Image artifacts in very low magnetic field MRI: The role of concomitant gradients

While MRI at very low magnetic fields has certain potential advantages, it may also face problems that are not typical for MRI at conventional and high field (0.1-10 T). Major differences arise due to the presence of concomitant components of inhomogeneous magnetic field (gradients) that are transverse to the major B_z field, B₀. These concomitant transverse field components are inevitably generated by the same gradient coils that generate desired B_z imaging gradients as routinely used in MRI for spatial encoding. In the hypothetical case (linear spatial variation of B_z field amplitude due to the imaging gradients, no concomitant transverse field components, no B₀ and B₁ field inhomogeneities, etc.), Fourier transform MRI preserves the shape of the real object being examined.
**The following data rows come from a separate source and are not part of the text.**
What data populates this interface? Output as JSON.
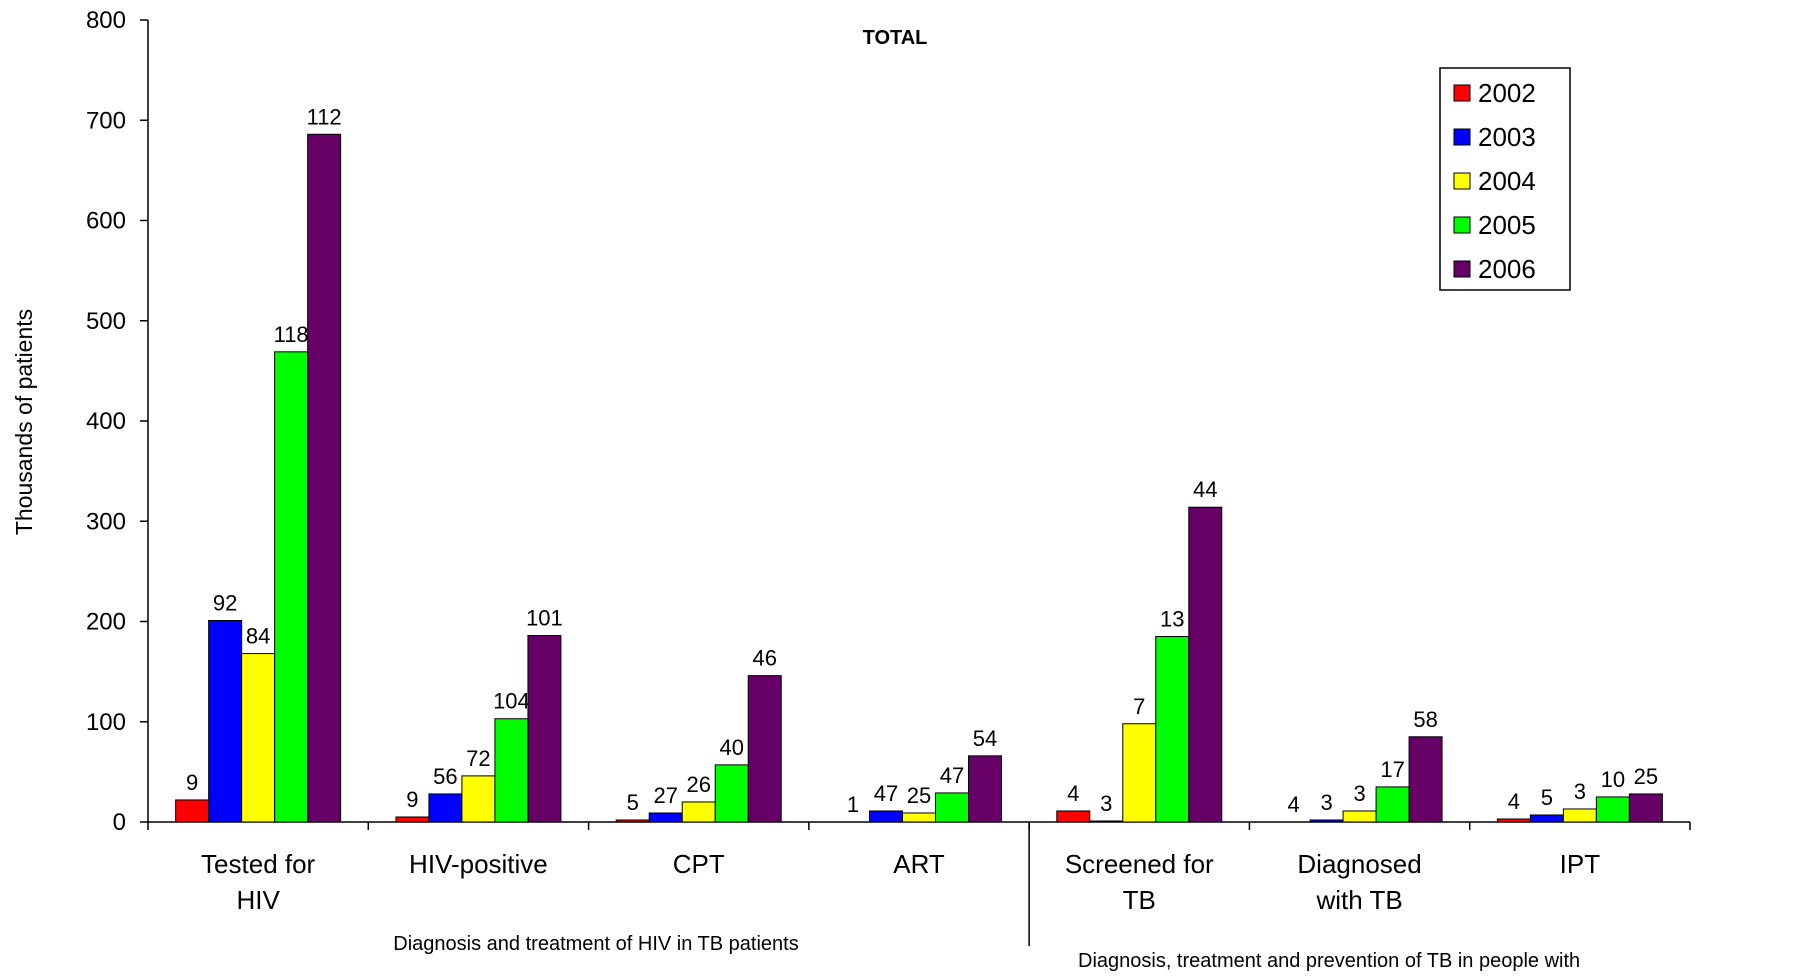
{
  "chart_data": {
    "type": "bar",
    "title": "TOTAL",
    "ylabel": "Thousands of patients",
    "ylim": [
      0,
      800
    ],
    "yticks": [
      0,
      100,
      200,
      300,
      400,
      500,
      600,
      700,
      800
    ],
    "grid": false,
    "legend_position": "top-right",
    "categories": [
      "Tested for HIV",
      "HIV-positive",
      "CPT",
      "ART",
      "Screened for TB",
      "Diagnosed with TB",
      "IPT"
    ],
    "category_label_lines": [
      [
        "Tested for",
        "HIV"
      ],
      [
        "HIV-positive"
      ],
      [
        "CPT"
      ],
      [
        "ART"
      ],
      [
        "Screened for",
        "TB"
      ],
      [
        "Diagnosed",
        "with TB"
      ],
      [
        "IPT"
      ]
    ],
    "group_labels": [
      "Diagnosis and treatment of HIV in TB patients",
      "Diagnosis, treatment and prevention of TB in people with"
    ],
    "series": [
      {
        "name": "2002",
        "color": "#ff0000",
        "values": [
          22,
          5,
          2,
          0,
          11,
          0,
          3
        ],
        "labels": [
          "9",
          "9",
          "5",
          "1",
          "4",
          "4",
          "4"
        ]
      },
      {
        "name": "2003",
        "color": "#0000ff",
        "values": [
          201,
          28,
          9,
          11,
          1,
          2,
          7
        ],
        "labels": [
          "92",
          "56",
          "27",
          "47",
          "3",
          "3",
          "5"
        ]
      },
      {
        "name": "2004",
        "color": "#ffff00",
        "values": [
          168,
          46,
          20,
          9,
          98,
          11,
          13
        ],
        "labels": [
          "84",
          "72",
          "26",
          "25",
          "7",
          "3",
          "3"
        ]
      },
      {
        "name": "2005",
        "color": "#00ff00",
        "values": [
          469,
          103,
          57,
          29,
          185,
          35,
          25
        ],
        "labels": [
          "118",
          "104",
          "40",
          "47",
          "13",
          "17",
          "10"
        ]
      },
      {
        "name": "2006",
        "color": "#660066",
        "values": [
          686,
          186,
          146,
          66,
          314,
          85,
          28
        ],
        "labels": [
          "112",
          "101",
          "46",
          "54",
          "44",
          "58",
          "25"
        ]
      }
    ]
  }
}
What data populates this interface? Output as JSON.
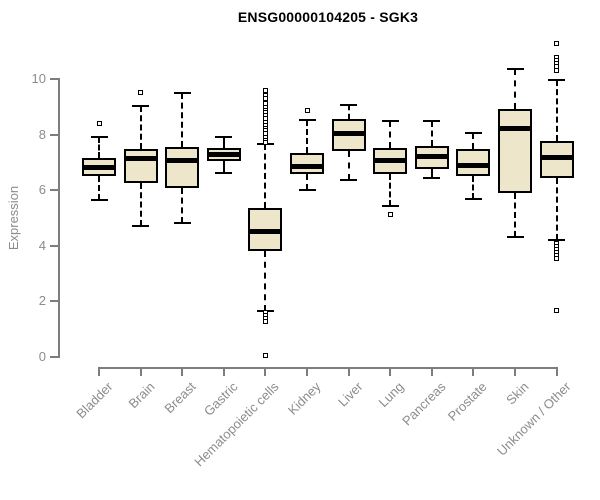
{
  "page": {
    "background": "#ffffff"
  },
  "chart_data": {
    "type": "boxplot",
    "title": "ENSG00000104205 - SGK3",
    "ylabel": "Expression",
    "xlabel": "",
    "ylim": [
      0,
      11.5
    ],
    "yticks": [
      0,
      2,
      4,
      6,
      8,
      10
    ],
    "grid": false,
    "legend": false,
    "colors": {
      "box_fill": "#EDE6CB",
      "box_border": "#000000",
      "median": "#000000",
      "axis": "#7d7d7d",
      "tick_label": "#8c8c8c",
      "title": "#000000"
    },
    "categories": [
      "Bladder",
      "Brain",
      "Breast",
      "Gastric",
      "Hematopoietic cells",
      "Kidney",
      "Liver",
      "Lung",
      "Pancreas",
      "Prostate",
      "Skin",
      "Unknown / Other"
    ],
    "boxes": [
      {
        "label": "Bladder",
        "whisker_low": 5.65,
        "q1": 6.5,
        "median": 6.82,
        "q3": 7.17,
        "whisker_high": 7.9,
        "outliers": [
          8.4
        ]
      },
      {
        "label": "Brain",
        "whisker_low": 4.72,
        "q1": 6.27,
        "median": 7.15,
        "q3": 7.47,
        "whisker_high": 9.03,
        "outliers": [
          9.53
        ]
      },
      {
        "label": "Breast",
        "whisker_low": 4.83,
        "q1": 6.07,
        "median": 7.08,
        "q3": 7.54,
        "whisker_high": 9.5,
        "outliers": []
      },
      {
        "label": "Gastric",
        "whisker_low": 6.6,
        "q1": 7.05,
        "median": 7.28,
        "q3": 7.5,
        "whisker_high": 7.9,
        "outliers": []
      },
      {
        "label": "Hematopoietic cells",
        "whisker_low": 1.65,
        "q1": 3.81,
        "median": 4.52,
        "q3": 5.35,
        "whisker_high": 7.65,
        "outliers": [
          9.6,
          9.42,
          9.28,
          9.13,
          8.99,
          8.88,
          8.78,
          8.67,
          8.56,
          8.45,
          8.34,
          8.23,
          8.13,
          8.02,
          7.91,
          7.8,
          7.7,
          1.58,
          1.5,
          1.38,
          1.26,
          0.06
        ]
      },
      {
        "label": "Kidney",
        "whisker_low": 6.0,
        "q1": 6.58,
        "median": 6.86,
        "q3": 7.35,
        "whisker_high": 8.53,
        "outliers": [
          8.85
        ]
      },
      {
        "label": "Liver",
        "whisker_low": 6.36,
        "q1": 7.42,
        "median": 8.03,
        "q3": 8.55,
        "whisker_high": 9.05,
        "outliers": []
      },
      {
        "label": "Lung",
        "whisker_low": 5.43,
        "q1": 6.58,
        "median": 7.08,
        "q3": 7.5,
        "whisker_high": 8.49,
        "outliers": [
          5.12
        ]
      },
      {
        "label": "Pancreas",
        "whisker_low": 6.45,
        "q1": 6.75,
        "median": 7.2,
        "q3": 7.6,
        "whisker_high": 8.5,
        "outliers": []
      },
      {
        "label": "Prostate",
        "whisker_low": 5.67,
        "q1": 6.51,
        "median": 6.87,
        "q3": 7.47,
        "whisker_high": 8.05,
        "outliers": []
      },
      {
        "label": "Skin",
        "whisker_low": 4.32,
        "q1": 5.9,
        "median": 8.2,
        "q3": 8.92,
        "whisker_high": 10.36,
        "outliers": []
      },
      {
        "label": "Unknown / Other",
        "whisker_low": 4.2,
        "q1": 6.45,
        "median": 7.17,
        "q3": 7.77,
        "whisker_high": 9.95,
        "outliers": [
          11.28,
          10.78,
          10.68,
          10.57,
          10.45,
          10.32,
          4.08,
          3.98,
          3.87,
          3.77,
          3.66,
          3.55,
          1.68
        ]
      }
    ]
  }
}
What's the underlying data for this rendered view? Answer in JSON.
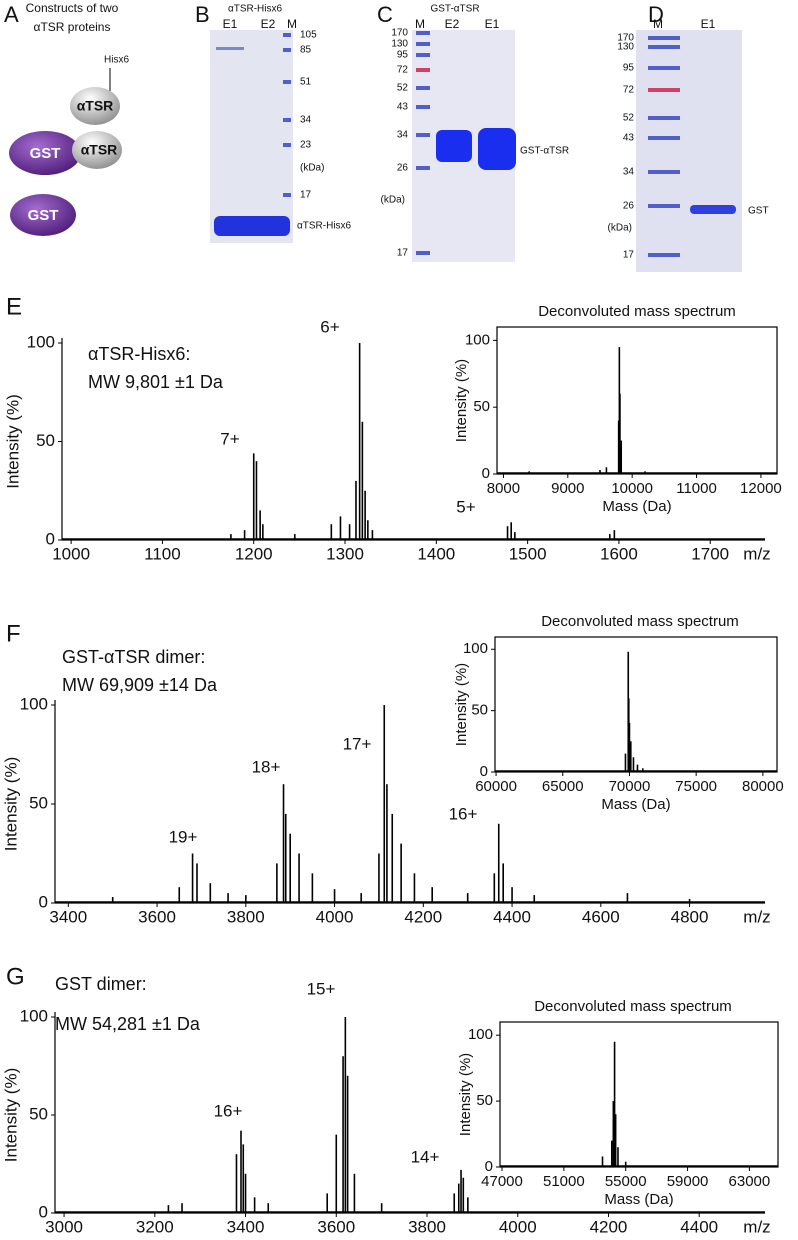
{
  "panels": {
    "A": {
      "letter": "A",
      "title_lines": [
        "Constructs of two",
        "αTSR proteins"
      ],
      "tag": "Hisx6",
      "constructs": [
        [
          "αTSR"
        ],
        [
          "GST",
          "αTSR"
        ],
        [
          "GST"
        ]
      ]
    },
    "B": {
      "letter": "B",
      "title": "αTSR-Hisx6",
      "lanes": [
        "E1",
        "E2",
        "M"
      ],
      "ladder": [
        105,
        85,
        51,
        34,
        23,
        17
      ],
      "unit": "(kDa)",
      "band_label": "αTSR-Hisx6"
    },
    "C": {
      "letter": "C",
      "title": "GST-αTSR",
      "lanes": [
        "M",
        "E2",
        "E1"
      ],
      "ladder": [
        170,
        130,
        95,
        72,
        52,
        43,
        34,
        26,
        17
      ],
      "unit": "(kDa)",
      "band_label": "GST-αTSR"
    },
    "D": {
      "letter": "D",
      "lanes": [
        "M",
        "E1"
      ],
      "ladder": [
        170,
        130,
        95,
        72,
        52,
        43,
        34,
        26,
        17
      ],
      "unit": "(kDa)",
      "band_label": "GST"
    }
  },
  "chart_data": [
    {
      "type": "stem",
      "panel_label": "E",
      "text_lines": [
        "αTSR-Hisx6:",
        "MW 9,801 ±1 Da"
      ],
      "annotations": [
        "7+",
        "6+",
        "5+"
      ],
      "ylabel": "Intensity (%)",
      "xlabel": "m/z",
      "color": "#000000",
      "x": [
        1175,
        1190,
        1200,
        1203,
        1207,
        1210,
        1245,
        1285,
        1295,
        1305,
        1312,
        1316,
        1319,
        1322,
        1325,
        1330,
        1478,
        1482,
        1486,
        1590,
        1595
      ],
      "values": [
        3,
        5,
        44,
        40,
        15,
        8,
        3,
        8,
        12,
        8,
        30,
        100,
        60,
        25,
        10,
        5,
        7,
        9,
        4,
        3,
        5
      ],
      "xlim": [
        990,
        1760
      ],
      "xticks": [
        1000,
        1100,
        1200,
        1300,
        1400,
        1500,
        1600,
        1700
      ],
      "ylim": [
        0,
        100
      ],
      "yticks": [
        0,
        50,
        100
      ]
    },
    {
      "type": "stem",
      "title": "Deconvoluted mass spectrum",
      "ylabel": "Intensity (%)",
      "xlabel": "Mass (Da)",
      "color": "#000000",
      "x": [
        8400,
        9500,
        9600,
        9790,
        9801,
        9810,
        9830,
        10200
      ],
      "values": [
        2,
        3,
        5,
        40,
        95,
        60,
        25,
        2
      ],
      "xlim": [
        7900,
        12250
      ],
      "xticks": [
        8000,
        9000,
        10000,
        11000,
        12000
      ],
      "ylim": [
        0,
        110
      ],
      "yticks": [
        0,
        50,
        100
      ]
    },
    {
      "type": "stem",
      "panel_label": "F",
      "text_lines": [
        "GST-αTSR dimer:",
        "MW 69,909 ±14 Da"
      ],
      "annotations": [
        "19+",
        "18+",
        "17+",
        "16+"
      ],
      "ylabel": "Intensity (%)",
      "xlabel": "m/z",
      "color": "#000000",
      "x": [
        3500,
        3650,
        3680,
        3690,
        3720,
        3760,
        3800,
        3870,
        3885,
        3890,
        3900,
        3920,
        3950,
        4000,
        4060,
        4100,
        4112,
        4118,
        4130,
        4150,
        4180,
        4220,
        4300,
        4360,
        4370,
        4380,
        4400,
        4450,
        4660,
        4800
      ],
      "values": [
        3,
        8,
        25,
        20,
        10,
        5,
        4,
        20,
        60,
        45,
        35,
        25,
        15,
        7,
        5,
        25,
        100,
        60,
        45,
        30,
        15,
        8,
        5,
        15,
        40,
        20,
        8,
        4,
        5,
        2
      ],
      "xlim": [
        3370,
        4970
      ],
      "xticks": [
        3400,
        3600,
        3800,
        4000,
        4200,
        4400,
        4600,
        4800
      ],
      "ylim": [
        0,
        100
      ],
      "yticks": [
        0,
        50,
        100
      ]
    },
    {
      "type": "stem",
      "title": "Deconvoluted mass spectrum",
      "ylabel": "Intensity (%)",
      "xlabel": "Mass (Da)",
      "color": "#000000",
      "x": [
        69700,
        69909,
        69950,
        70000,
        70100,
        70300,
        70600,
        71000
      ],
      "values": [
        15,
        98,
        60,
        40,
        25,
        12,
        6,
        3
      ],
      "xlim": [
        59920,
        81060
      ],
      "xticks": [
        60000,
        65000,
        70000,
        75000,
        80000
      ],
      "ylim": [
        0,
        110
      ],
      "yticks": [
        0,
        50,
        100
      ]
    },
    {
      "type": "stem",
      "panel_label": "G",
      "text_lines": [
        "GST dimer:",
        "MW 54,281 ±1 Da"
      ],
      "annotations": [
        "16+",
        "15+",
        "14+"
      ],
      "ylabel": "Intensity (%)",
      "xlabel": "m/z",
      "color": "#000000",
      "x": [
        3230,
        3260,
        3380,
        3390,
        3395,
        3400,
        3420,
        3450,
        3580,
        3600,
        3615,
        3620,
        3625,
        3640,
        3700,
        3860,
        3870,
        3875,
        3880,
        3890
      ],
      "values": [
        4,
        5,
        30,
        42,
        35,
        20,
        8,
        5,
        10,
        40,
        80,
        100,
        70,
        20,
        5,
        10,
        15,
        22,
        18,
        8
      ],
      "xlim": [
        2980,
        4545
      ],
      "xticks": [
        3000,
        3200,
        3400,
        3600,
        3800,
        4000,
        4200,
        4400
      ],
      "ylim": [
        0,
        100
      ],
      "yticks": [
        0,
        50,
        100
      ]
    },
    {
      "type": "stem",
      "title": "Deconvoluted mass spectrum",
      "ylabel": "Intensity (%)",
      "xlabel": "Mass (Da)",
      "color": "#000000",
      "x": [
        53500,
        54100,
        54200,
        54281,
        54350,
        54500,
        55000
      ],
      "values": [
        8,
        20,
        50,
        95,
        40,
        15,
        4
      ],
      "xlim": [
        46870,
        64850
      ],
      "xticks": [
        47000,
        51000,
        55000,
        59000,
        63000
      ],
      "ylim": [
        0,
        110
      ],
      "yticks": [
        0,
        50,
        100
      ]
    }
  ]
}
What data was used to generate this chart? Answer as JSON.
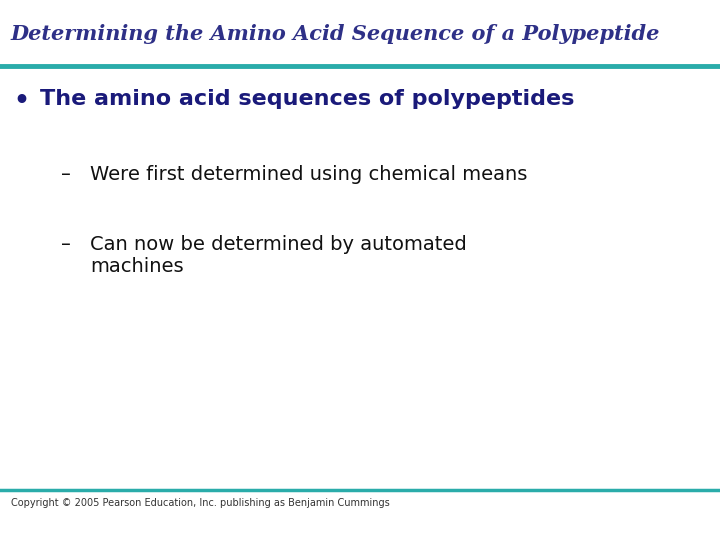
{
  "title": "Determining the Amino Acid Sequence of a Polypeptide",
  "title_color": "#2E3087",
  "title_fontsize": 15,
  "title_style": "italic",
  "title_font": "serif",
  "divider_color": "#2AACAA",
  "divider_linewidth": 3.5,
  "bullet_text": "The amino acid sequences of polypeptides",
  "bullet_color": "#1a1a7a",
  "bullet_fontsize": 16,
  "bullet_dot_color": "#1a1a7a",
  "sub_bullets": [
    "Were first determined using chemical means",
    "Can now be determined by automated\nmachines"
  ],
  "sub_bullet_color": "#111111",
  "sub_bullet_fontsize": 14,
  "background_color": "#ffffff",
  "footer_text": "Copyright © 2005 Pearson Education, Inc. publishing as Benjamin Cummings",
  "footer_color": "#333333",
  "footer_fontsize": 7,
  "footer_divider_color": "#2AACAA",
  "footer_divider_linewidth": 2.5
}
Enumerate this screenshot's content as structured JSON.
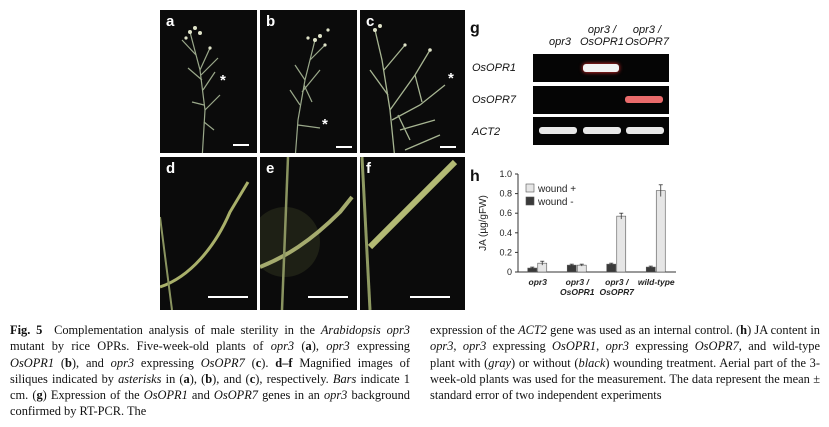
{
  "panels": {
    "a": {
      "label": "a",
      "asterisk": "*"
    },
    "b": {
      "label": "b",
      "asterisk": "*"
    },
    "c": {
      "label": "c",
      "asterisk": "*"
    },
    "d": {
      "label": "d"
    },
    "e": {
      "label": "e"
    },
    "f": {
      "label": "f"
    }
  },
  "gel": {
    "panel_label": "g",
    "lanes": [
      "opr3",
      "opr3 /\nOsOPR1",
      "opr3 /\nOsOPR7"
    ],
    "genes": [
      "OsOPR1",
      "OsOPR7",
      "ACT2"
    ]
  },
  "chart_data": {
    "type": "bar",
    "panel_label": "h",
    "categories": [
      "opr3",
      "opr3 /\nOsOPR1",
      "opr3 /\nOsOPR7",
      "wild-type"
    ],
    "series": [
      {
        "name": "wound +",
        "color": "#e6e6e6",
        "values": [
          0.09,
          0.07,
          0.57,
          0.83
        ],
        "errors": [
          0.02,
          0.01,
          0.03,
          0.06
        ]
      },
      {
        "name": "wound -",
        "color": "#3a3a3a",
        "values": [
          0.04,
          0.07,
          0.08,
          0.05
        ],
        "errors": [
          0.01,
          0.01,
          0.01,
          0.01
        ]
      }
    ],
    "ylabel": "JA (µg/gFW)",
    "ylim": [
      0,
      1.0
    ],
    "yticks": [
      "0",
      "0.2",
      "0.4",
      "0.6",
      "0.8",
      "1.0"
    ],
    "legend_position": "top-left"
  },
  "caption": {
    "fig_label": "Fig. 5",
    "left_html": "Complementation analysis of male sterility in the <i>Arabidopsis opr3</i> mutant by rice OPRs. Five-week-old plants of <i>opr3</i> (<b>a</b>), <i>opr3</i> expressing <i>OsOPR1</i> (<b>b</b>), and <i>opr3</i> expressing <i>OsOPR7</i> (<b>c</b>). <b>d–f</b> Magnified images of siliques indicated by <i>asterisks</i> in (<b>a</b>), (<b>b</b>), and (<b>c</b>), respectively. <i>Bars</i> indicate 1 cm. (<b>g</b>) Expression of the <i>OsOPR1</i> and <i>OsOPR7</i> genes in an <i>opr3</i> background confirmed by RT-PCR. The",
    "right_html": "expression of the <i>ACT2</i> gene was used as an internal control. (<b>h</b>) JA content in <i>opr3</i>, <i>opr3</i> expressing <i>OsOPR1</i>, <i>opr3</i> expressing <i>OsOPR7</i>, and wild-type plant with (<i>gray</i>) or without (<i>black</i>) wounding treatment. Aerial part of the 3-week-old plants was used for the measurement. The data represent the mean ± standard error of two independent experiments"
  }
}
It is demonstrated herein that unavoidable concomitant transverse field gradients, G, result in an image deformation of the object's actual shape by bending straight lines and planes with a characteristic curvature radius R_c = B₀/G. For imaging gradients on the order of 10 mT/m and B ₀ of 1 T, the radius R_c is about 100 m and image distortions are generally negligible. However, for B₀ of 1 mT, R _c is 10 cm, which is less than a typical FOV in human studies. This manuscript derives expressions describing geometrical relationships between the imaged object and the obtained MR data. In addition to geometrical distortions, image intensity will be modulated in a complex, spatially dependent manner. Hence, if unaccounted for, corresponding image distortions-geometry and intensity-will create substantial difficulties in very low field image interpretation.